There. That took care of it. Like ripping off a Bandaid. A tenacious, sticky one that pulled bits of flesh with it when it was yanked off.
“Can’t?” Milo looked quizzically at me, giving me the benefit of the doubt despite my erratic behavior. One minute, the idea of a piglet had me squealing. The next, I flatly refused his offer to see one. “Why not?”
“Your schedule might be flexible, but mine? Not so much. I’m stuck in one location from nine to five every day.”
“And one of those spots is right across the street from me. Under the shadow of Greg, the runway model, remember?” Chuckling at my groan, I liked how it lit up his entire face. He might have entered Maren’s house with an unreadable expression, but there were no hidden secrets now. “I’ll tell Bonita to leave an hour open over lunchtime. I can bring Truffle to work, so all you’ll have to do is cross the street.”
He enticed me with one of his crooked smiles, like he was unsure of himself even though it was common knowledge that he was the most desirable bachelor in a fifty-mile radius. I resisted caving, though there were clear signs that the walls were cracking.
“I really shouldn’t.” My answer was weak. It didn’t even convince me.
Milo turned his face to the floor, studying the old tongue and groove wood planks that my grandpa had laid when he built this house for Granny. Diverting his attention to the wood didn’t hide that he was trying to figure me out.
Wrapping one hand over the other, he rested his elbows on his thighs, still staring at the wood floor under his boots. “Does this have anything to do with Greg?”
“What? No. Greg and I are on a break.” I sniffed, lowkey offended that Milo would insinuate a man would have power over me even when he was half a world away, even if deep down, I knew Greg did. No one else needed to know that. “He’s somewhere in El Salvador, I think.”
Rising to his feet, Milo scrubbed his face with both hands. His callouses ran over his scruff, catching so it sounded like he was using fine-grit sandpaper. He began pacing the length of the coffee table. Back and forth, back and forth.
“You’re going to wear a rut in the floor,” I joked.
That rooted Milo in place. He wasn’t smiling at my tease, but at least he was looking at me. There was that glint in his eyes again. The intense interest. The hunger. Not for food, but for something else less tangible, yet equally essential.

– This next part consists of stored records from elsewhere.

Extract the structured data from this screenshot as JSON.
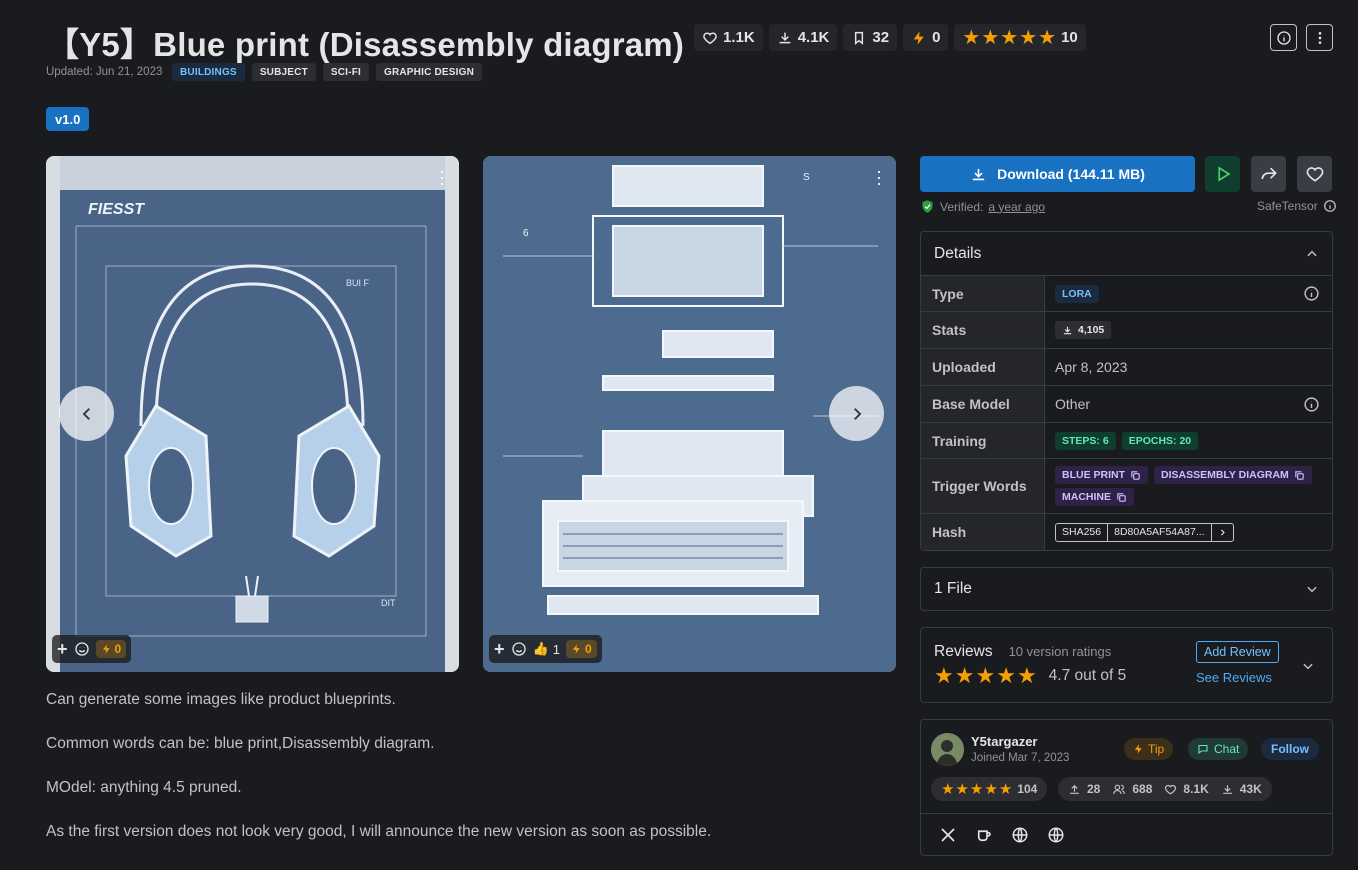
{
  "header": {
    "title": "【Y5】Blue print (Disassembly diagram)",
    "likes": "1.1K",
    "downloads": "4.1K",
    "bookmarks": "32",
    "buzz": "0",
    "rating_count": "10",
    "updated": "Updated: Jun 21, 2023",
    "tags": [
      "BUILDINGS",
      "SUBJECT",
      "SCI-FI",
      "GRAPHIC DESIGN"
    ],
    "version": "v1.0"
  },
  "gallery": {
    "card1": {
      "art_text": [
        "FIESST",
        "BUI F",
        "DIT"
      ],
      "buzz": "0"
    },
    "card2": {
      "art_text": [
        "S",
        "6"
      ],
      "likes": "1",
      "buzz": "0"
    }
  },
  "description": [
    "Can generate some images like product blueprints.",
    "Common words can be: blue print,Disassembly diagram.",
    "MOdel: anything 4.5 pruned.",
    "As the first version does not look very good, I will announce the new version as soon as possible."
  ],
  "download": {
    "label": "Download (144.11 MB)",
    "verified_label": "Verified:",
    "verified_time": "a year ago",
    "safetensor": "SafeTensor"
  },
  "details": {
    "title": "Details",
    "type_label": "Type",
    "type_value": "LORA",
    "stats_label": "Stats",
    "stats_value": "4,105",
    "uploaded_label": "Uploaded",
    "uploaded_value": "Apr 8, 2023",
    "base_label": "Base Model",
    "base_value": "Other",
    "training_label": "Training",
    "steps": "STEPS: 6",
    "epochs": "EPOCHS: 20",
    "trigger_label": "Trigger Words",
    "triggers": [
      "BLUE PRINT",
      "DISASSEMBLY DIAGRAM",
      "MACHINE"
    ],
    "hash_label": "Hash",
    "hash_algo": "SHA256",
    "hash_value": "8D80A5AF54A87..."
  },
  "files": {
    "label": "1 File"
  },
  "reviews": {
    "title": "Reviews",
    "count": "10 version ratings",
    "score": "4.7 out of 5",
    "add": "Add Review",
    "see": "See Reviews",
    "rating_value": 4.7
  },
  "creator": {
    "name": "Y5targazer",
    "joined": "Joined Mar 7, 2023",
    "tip": "Tip",
    "chat": "Chat",
    "follow": "Follow",
    "rating_count": "104",
    "uploads": "28",
    "followers": "688",
    "likes": "8.1K",
    "downloads": "43K"
  },
  "colors": {
    "accent": "#1971c2",
    "star": "#f59f00",
    "bg": "#1a1b1e"
  }
}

My heart, which had been having its own workout ever since Milo crossed the threshold, cracked against my ribs. “What?”
“I need to ask you something.”
“Ask away.” I stretched my legs and linked my hands behind my head in the universal sign of complete relaxation. So long as he didn’t notice my pulse ticking under my jawline, I might fool him. “I’m all yours.”
My choice of words was not ideal. There was no taking them back, though, so I owned them by raising my eyebrows. I dared him to make my comment into a double entendre.
“Okay.” Milo rested his hands on his hips and let out what sounded like every molecule of oxygen he’d been holding in his lungs. “Here goes.” Another long breath. “Beckett, are you attracted to me?”